Mine fully allows for the rise of Slaanesh and the weakening of the elven pantheon while explaining why there was a conflict at all and not a "peaceful" transition from one warp blob to another. You drain out that conflict and make the canon sterile if we adopt your approach.
I believe you misunderstand my approach. I find that yours is formulaic, clichéd, and simply boring. I believe that I can explain the Aethyr more elegantly than you can, and thus the interactions of the gods and the changes they undergo.
As I said before, while Khaine might have different aspects (the Destroyer) that does not mean that this situation is analogous to Khaine as an aspect to Khorne (The Destroyer is to Khaine as Khaine is to Khorne).
I think it is. The Destroyer is a real entity. On top of that layer, Khaine is the rage vortex, and Khorne is the rage vortex, but Khaine is not Khorne.
You don't change Khaine to make him The Destroyer, but he sure as hell is different than Khorne
You're jumping from level to level. You don't change the rage vortex to make it Khaine, nor do you change it to make it Khorne. You would need to change Khaine to make him into Khorne, because Khaine and Khorne are on the same level. Similarly, you don't need to change Khaine to make him the Destroyer, nor the Dire Avenger, but you would need to change the Destroyer to make it into the Dire Avenger.

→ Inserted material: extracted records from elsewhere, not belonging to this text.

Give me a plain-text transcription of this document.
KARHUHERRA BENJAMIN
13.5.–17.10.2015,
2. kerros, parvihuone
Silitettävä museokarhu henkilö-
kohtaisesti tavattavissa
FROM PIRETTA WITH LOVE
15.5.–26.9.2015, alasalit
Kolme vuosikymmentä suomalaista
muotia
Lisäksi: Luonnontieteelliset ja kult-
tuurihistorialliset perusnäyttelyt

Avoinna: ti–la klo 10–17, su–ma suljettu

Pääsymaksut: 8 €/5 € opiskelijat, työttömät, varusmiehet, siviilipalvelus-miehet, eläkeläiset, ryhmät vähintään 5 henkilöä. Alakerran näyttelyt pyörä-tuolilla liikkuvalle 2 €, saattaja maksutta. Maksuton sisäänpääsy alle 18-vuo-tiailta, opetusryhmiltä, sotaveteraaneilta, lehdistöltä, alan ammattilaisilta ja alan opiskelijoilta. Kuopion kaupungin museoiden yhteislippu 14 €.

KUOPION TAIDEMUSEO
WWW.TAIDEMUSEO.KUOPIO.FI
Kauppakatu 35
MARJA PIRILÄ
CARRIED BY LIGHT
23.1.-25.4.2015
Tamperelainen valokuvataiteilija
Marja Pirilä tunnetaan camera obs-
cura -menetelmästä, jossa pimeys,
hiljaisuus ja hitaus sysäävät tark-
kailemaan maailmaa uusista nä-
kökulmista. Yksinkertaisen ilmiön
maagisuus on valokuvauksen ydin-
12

So here, we have three levels of aspection, from the gross (the rage vortex) down to increasingly subtle refinements of the concept (the Destroyer, the Dire Avenger). The more subtle the refinement, the weaker it is, naturally, but also the more defined sense of self it possesses and the more anthropomorphised it becomes. (Hence why no one worships the rage vortex, and no Aspect Warrior imitates
Khaine, only the more anthropomorphic aspects.)
I really think you and Eldacar need to go back over what I'm saying.
Right back at you.
But you go too far in the other direction. You make the gods boring.
I do not believe so. I believe the approach that I have been outlining is the most intriguing one. That is why I hold to this approach. Should I find a more interesting one, I will adopt that one.
Oh, they're all the same warp blob with different faces? Well then, who cares? Why should I feel anything as a gamer at a reader for any of these gods if they infinitely reduce down to nothing? Because that's ultimately the implication of your argument that gods cannot be independent and are all essentially unthinking and unreasoning entities bouncing around for no purpose.
You're oversimplifying the argument again, and essentially attacking a straw man of my position. I shall not respond to it, because I only feel compelled to respond to criticisms of what I'm
actually saying.
We need to have a middle ground between this concept and our traditional mythic pantheons with anthropomorphic gods.
It is my opinion that I have provided that. You swing too far towards anthropomorphic deities.